La mer est un domaine fascinant et largement inconnu plein de périls potentiels et de mystères étonnants. De temps en temps, l’océan nous rappelle ses secrets et ses dangers possibles alors que les marées entrantes et le surf livrent à nos plages et aux rivages d’objets étranges ou de spécimens bizarres de la vie marine à examiner.
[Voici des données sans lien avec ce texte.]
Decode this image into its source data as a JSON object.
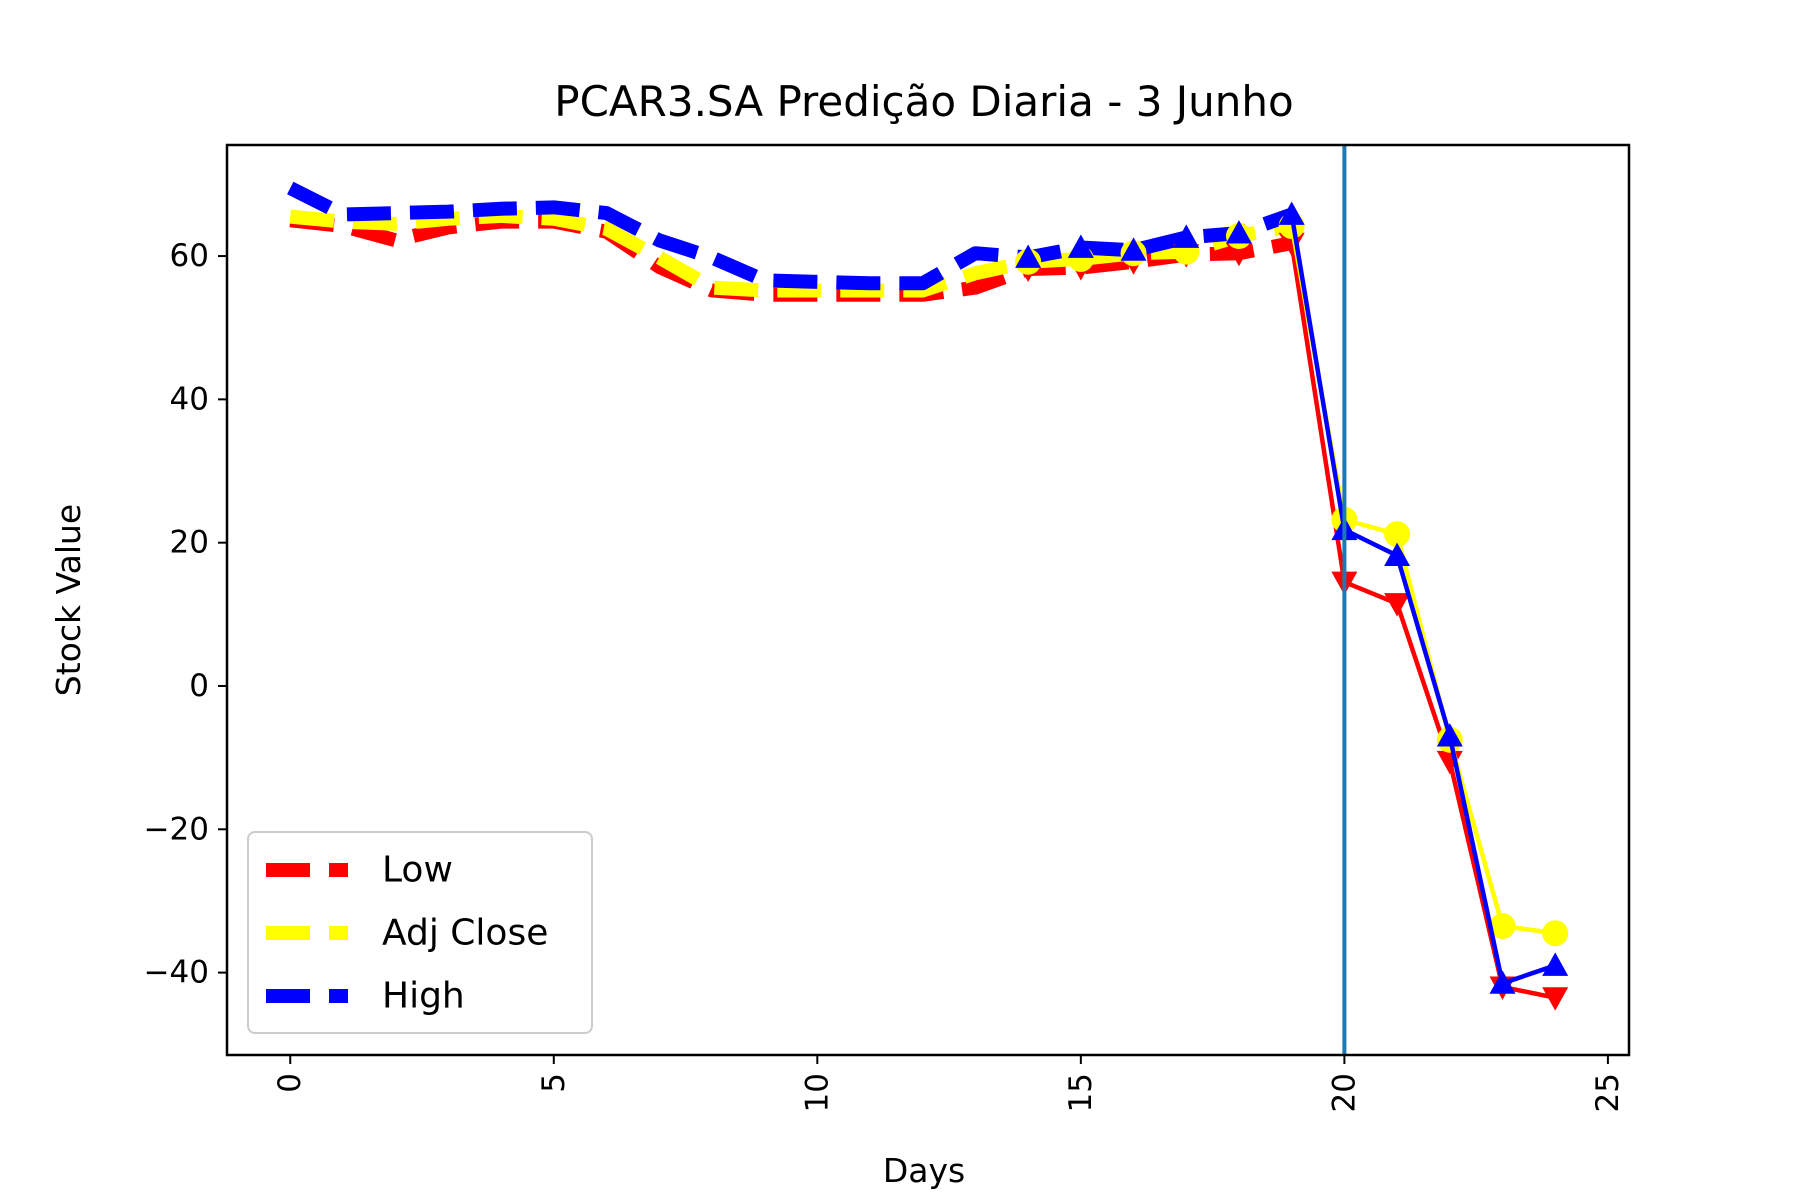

Beaucoup de ces cadeaux sont indescriptibles, mais nous faisons de notre mieux, les qualifiant d ‘«extraterrestres», comme des «blobs» ou des «monstres».
Les dix mystérieux objets de plage de cette liste sont des exemples, dont chacun, y compris ceux qui ont finalement été identifiés, ont testé les limites de nos connaissances sur la mer et nous-mêmes.
Sommaire
10 “Étranger”
Vicki Evans, qui a découvert l’objet mystérieux sur une plage le long de Horseshoe Bay en Australie du Sud, a dû être aussi stupéfait que les personnes qui l’ont vue en octobre 2024 de sa photo sur Facebook. «Je n’ai jamais rien vu de tel auparavant!» Elle a écrit.
Le «Freaky Flotsam», comme le décrit le journaliste du New York, Ben Cost, est une longue masse cylindrique de vrilles gélatineuses. Des coquilles attachées de bleu clair, de noir et de blanc rendent son apparence encore plus étrange, suggérant, à certains, qu’il aurait pu être d’origine extraterrestre.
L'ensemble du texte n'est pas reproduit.